Он хитро усмехнулся:
– Они хотят превратить нас в камень: мы не позволим превратить себя в камень! – Внезапно голос пророка прогремел в ночи. – Мы все разрушим, мы освободимся, мы будем жить!
Вскоре после этого анабаптисты распространились по городам Германии, сжигая церкви, дома горожан, монастыри, книги, мебель, надгробия, урожай, они насиловали женщин, устраивали кровавые оргии, они убивали всех, кто пытался противостоять их ярости. Я узнал, что пророк Енох сделался бургомистром Мюнстера, и время от времени до меня доходили отзвуки жутких вакханалий, разворачивавшихся под его началом. Когда архиепископ наконец вернул себе город, пророк был заключен в железную клетку, которую подвесили на одной из башен собора. Я не стал размышлять об удивительных превратностях его судьбы, но с беспокойством подумал: можно победить голод, победить чуму, но можно ли победить людей?
Я знал, что лютеране тоже с ужасом взирают на беспорядки, спровоцированные анабаптистами; я хотел попытаться использовать это чувство; я потребовал встречи с двумя монахами-августинцами, которых церковный трибунал Брюсселя только что приговорил к сожжению на костре.
– Почему вы отказались подписать эту бумагу? – спросил я их, показывая акт отречения.
Они улыбнулись, но не ответили; это были люди среднего возраста, с грубыми чертами лица.
– Я знаю, – продолжал я, – вы презираете смерть; вы жаждете попасть на небеса; вы помышляете лишь о собственном спасении. И вы верите, что Господь одобрит подобный эгоизм?

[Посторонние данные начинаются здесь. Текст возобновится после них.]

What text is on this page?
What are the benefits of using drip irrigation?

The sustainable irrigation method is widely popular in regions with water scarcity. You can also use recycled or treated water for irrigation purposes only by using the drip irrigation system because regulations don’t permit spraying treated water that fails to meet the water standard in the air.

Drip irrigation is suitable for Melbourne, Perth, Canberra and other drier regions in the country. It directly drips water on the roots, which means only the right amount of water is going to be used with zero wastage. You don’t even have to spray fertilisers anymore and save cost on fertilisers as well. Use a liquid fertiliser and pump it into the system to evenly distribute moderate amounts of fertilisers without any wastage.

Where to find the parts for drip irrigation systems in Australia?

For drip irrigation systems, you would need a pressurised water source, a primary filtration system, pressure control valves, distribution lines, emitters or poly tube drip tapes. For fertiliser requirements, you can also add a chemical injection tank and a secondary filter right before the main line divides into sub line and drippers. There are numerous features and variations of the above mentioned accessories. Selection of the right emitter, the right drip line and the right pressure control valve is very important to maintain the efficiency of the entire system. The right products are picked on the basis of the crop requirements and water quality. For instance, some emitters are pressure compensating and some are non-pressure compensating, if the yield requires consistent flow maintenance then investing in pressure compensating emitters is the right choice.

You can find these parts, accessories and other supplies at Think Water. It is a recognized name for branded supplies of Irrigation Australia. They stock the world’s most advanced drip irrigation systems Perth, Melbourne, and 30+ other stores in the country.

Они посмотрели на меня с некоторым удивлением; мои слова отличались от обычных речей инквизиторов.
– Вы слышали, что рассказывают об ужасах, которые секта анабаптистов устроила в Мюнстере и по всей Германии? – спросил я.
– Да.
– Так вот! Это на вашей совести, как и беспорядки, творившиеся во время большого бунта десять лет назад.
– Вам известно, что сказанное вами ложно! – вскинулся один из монахов. – Лютер отрекся от этих несчастных.
– Он не отрекался бы от них с такой яростью, если бы не чувствовал свою вину. Подумайте, – сказал я, – вы провозглашаете право искать истину в ваших сердцах и проповедовать ее во весь голос, но кто помешает сумасшедшим, и притом фанатикам, тоже выкрикивать свою истину? Видите, сколько народилось сект и какие опустошения они произвели?
– То, что они проповедуют, ошибочно, – заявил монах.
– А как можно доказать это, если вы отрицаете любые авторитеты? – настаивал я. – Возможно, Церковь нередко нарушала свой долг. Я допускаю даже, что порой она ошибается в своих наставлениях, я не против того, чтобы вы выносили втайне, в своем сердце, приговор ей. Но к чему нападать на нее с громкими обвинениями?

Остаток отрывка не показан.